Each of these early leaders through which the church was revived and came to flourish stood squarely against the secular tide of the times.

The College of William and Mary was regarded as the seed-bed of the French Enlightenment. Thomas Jefferson produced his version of the Bible from which the miracles and transcendent witness was literally scissored out. It was stated that only two students at Princeton in 1782 professed and called themselves Christians. William Meade attributed no religious commitment to his education there. The secular contempt for Church and Gospel was at least as virulent then as it is today.

This evangelical tradition in the Episcopal Church was then and is now the means of recovering the full vitality of the Church. Between those great and effective church leaders and us to day many things have intervened. Not the least among them is biblical criticism, the ecumenical movement, and now challenges from the secular world. One can never simply copy the tactics of prior periods, no matter how revered, to the present and future situations.

However, in contrast to tactics, the basic strategy is always the same for Christians in every age. It is God "that hath made us and not we ourselves." He has saved us by the life, death and resurrection of Jesus Christ, and sent His Holy spirit to sanctify us and "guide us into all truth." The great evangelical ("Good News") doctrines are the enduring substance of the Church's mission in all ages and we will continue to be sadly crippled by the absence of them in our witness.

This is not to say that it is a simple task with no large problems involved. There is always danger of defensive, grim-spirited, and narrow return to traditions without life. The increasing general awareness of what the contemporary sociologist, Peter Berger, calls the religious "poverty of modernity" can tempt us to a blind authoritarianism or a spiritual escapism. But it can also give us the opportunity to recover the grace of a very great heritage: The Episcopal Evangelical Tradition.

This great heritage has been characterized by sound scholarship, esthetic quality, great preaching, loyalty to the doctrine and discipline of the church, and a tenacious refusal to accommodate the essentials of the faith to the fads of the age.

It is nurtured by the devout study of scripture and by prayer. It is not the possession of one party or one denomination but is an essential part of all authentic Christianity. As the Church Times said of the recent Nottingham Evangelical Anglican Congress: "The end product is not even discipline and duty, it is joy and peace in believing."

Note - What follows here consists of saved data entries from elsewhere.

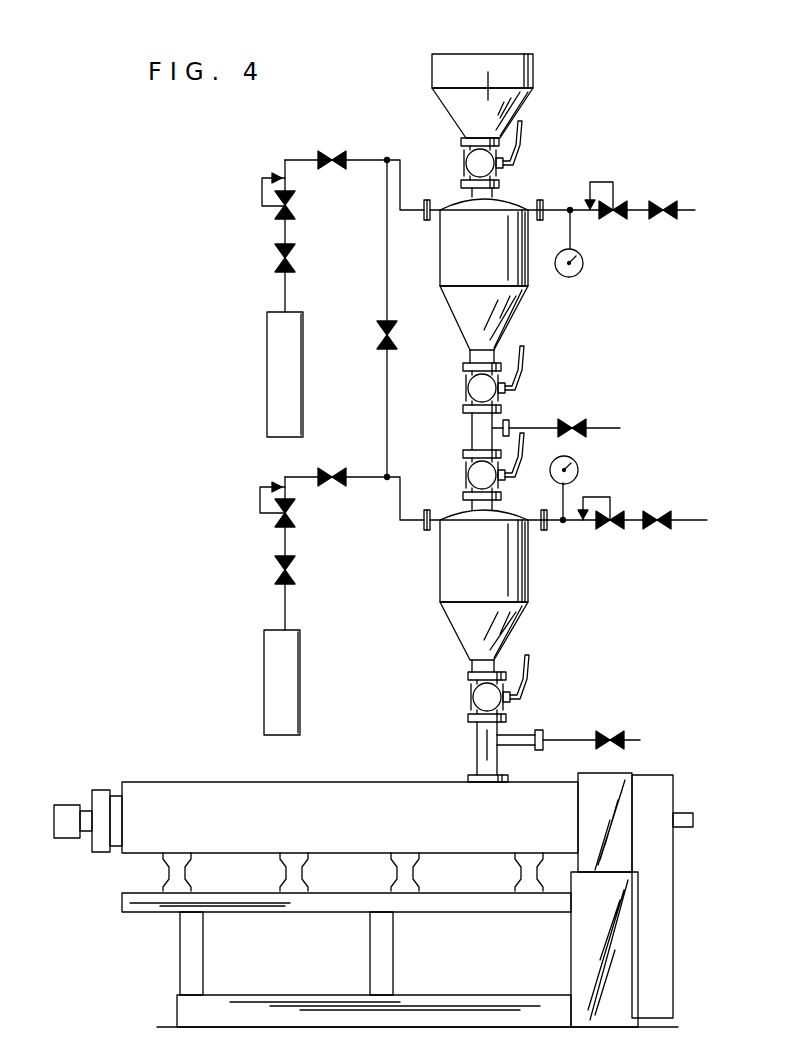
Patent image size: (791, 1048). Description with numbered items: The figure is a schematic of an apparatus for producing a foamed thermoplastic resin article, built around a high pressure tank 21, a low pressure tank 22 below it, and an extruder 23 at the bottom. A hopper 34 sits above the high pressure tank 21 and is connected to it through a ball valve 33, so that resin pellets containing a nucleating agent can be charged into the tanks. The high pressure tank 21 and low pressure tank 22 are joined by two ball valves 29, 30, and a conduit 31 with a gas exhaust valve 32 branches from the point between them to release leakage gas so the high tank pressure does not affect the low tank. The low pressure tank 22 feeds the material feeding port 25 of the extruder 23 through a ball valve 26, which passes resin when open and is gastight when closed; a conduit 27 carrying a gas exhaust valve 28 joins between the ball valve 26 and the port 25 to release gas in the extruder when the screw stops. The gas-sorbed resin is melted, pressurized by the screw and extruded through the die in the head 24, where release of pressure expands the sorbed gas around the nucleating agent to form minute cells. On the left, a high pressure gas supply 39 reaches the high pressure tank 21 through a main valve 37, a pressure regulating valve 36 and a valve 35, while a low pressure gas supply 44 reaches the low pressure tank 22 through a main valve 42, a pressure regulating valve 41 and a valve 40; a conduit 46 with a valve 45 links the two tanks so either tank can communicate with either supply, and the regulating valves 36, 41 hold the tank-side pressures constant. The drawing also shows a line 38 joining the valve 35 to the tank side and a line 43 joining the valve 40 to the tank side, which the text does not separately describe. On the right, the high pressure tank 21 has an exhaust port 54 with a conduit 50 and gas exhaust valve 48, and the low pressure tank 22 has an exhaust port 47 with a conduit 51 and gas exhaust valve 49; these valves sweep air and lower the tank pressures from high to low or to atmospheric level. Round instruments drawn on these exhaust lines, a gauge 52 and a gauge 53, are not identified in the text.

The high pressure tank 21 is at (484, 269).
The low pressure tank 22 is at (484, 580).
The extruder 23 is at (407, 900).
The head 24 is at (76, 805).
The material feeding port 25 is at (472, 775).
The ball valve 26 is at (472, 698).
The conduit 27 is at (553, 740).
The gas exhaust valve 28 is at (610, 730).
The ball valve 29 is at (468, 388).
The ball valve 30 is at (468, 476).
The conduit 31 is at (545, 412).
The gas exhaust valve 32 is at (576, 414).
The ball valve 33 is at (466, 162).
The hopper 34 is at (462, 54).
The valve 35 is at (332, 151).
The pressure regulating valve 36 is at (297, 208).
The main valve 37 is at (297, 260).
The gas supply line 38 is at (366, 160).
The high pressure gas supply 39 is at (285, 374).
The valve 40 is at (332, 470).
The pressure regulating valve 41 is at (292, 516).
The main valve 42 is at (292, 572).
The gas supply line 43 is at (365, 477).
The low pressure gas supply 44 is at (282, 682).
The valve 45 is at (377, 336).
The conduit 46 is at (387, 276).
The exhaust port 47 is at (546, 530).
The gas exhaust valve 48 is at (662, 220).
The gas exhaust valve 49 is at (656, 530).
The conduit 50 is at (570, 205).
The conduit 51 is at (580, 530).
The pressure gauge 52 is at (583, 263).
The pressure gauge 53 is at (578, 470).
The exhaust port 54 is at (540, 200).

Christopher FitzSimons Allison, 96, is a retired American Episcopal bishop (South Carolina) and an author. He is known for his role in the Anglican realignment, which led to his participation in the controversial consecration in 2000 of two bishops opposed to the blessing of same-sex unions by the Episcopal Church, that took place in Singapore. He resides in Georgetown, South Carolina, where he serves as a retired bishop of the Anglican Diocese of South Carolina in the Anglican Church in North America since 2017.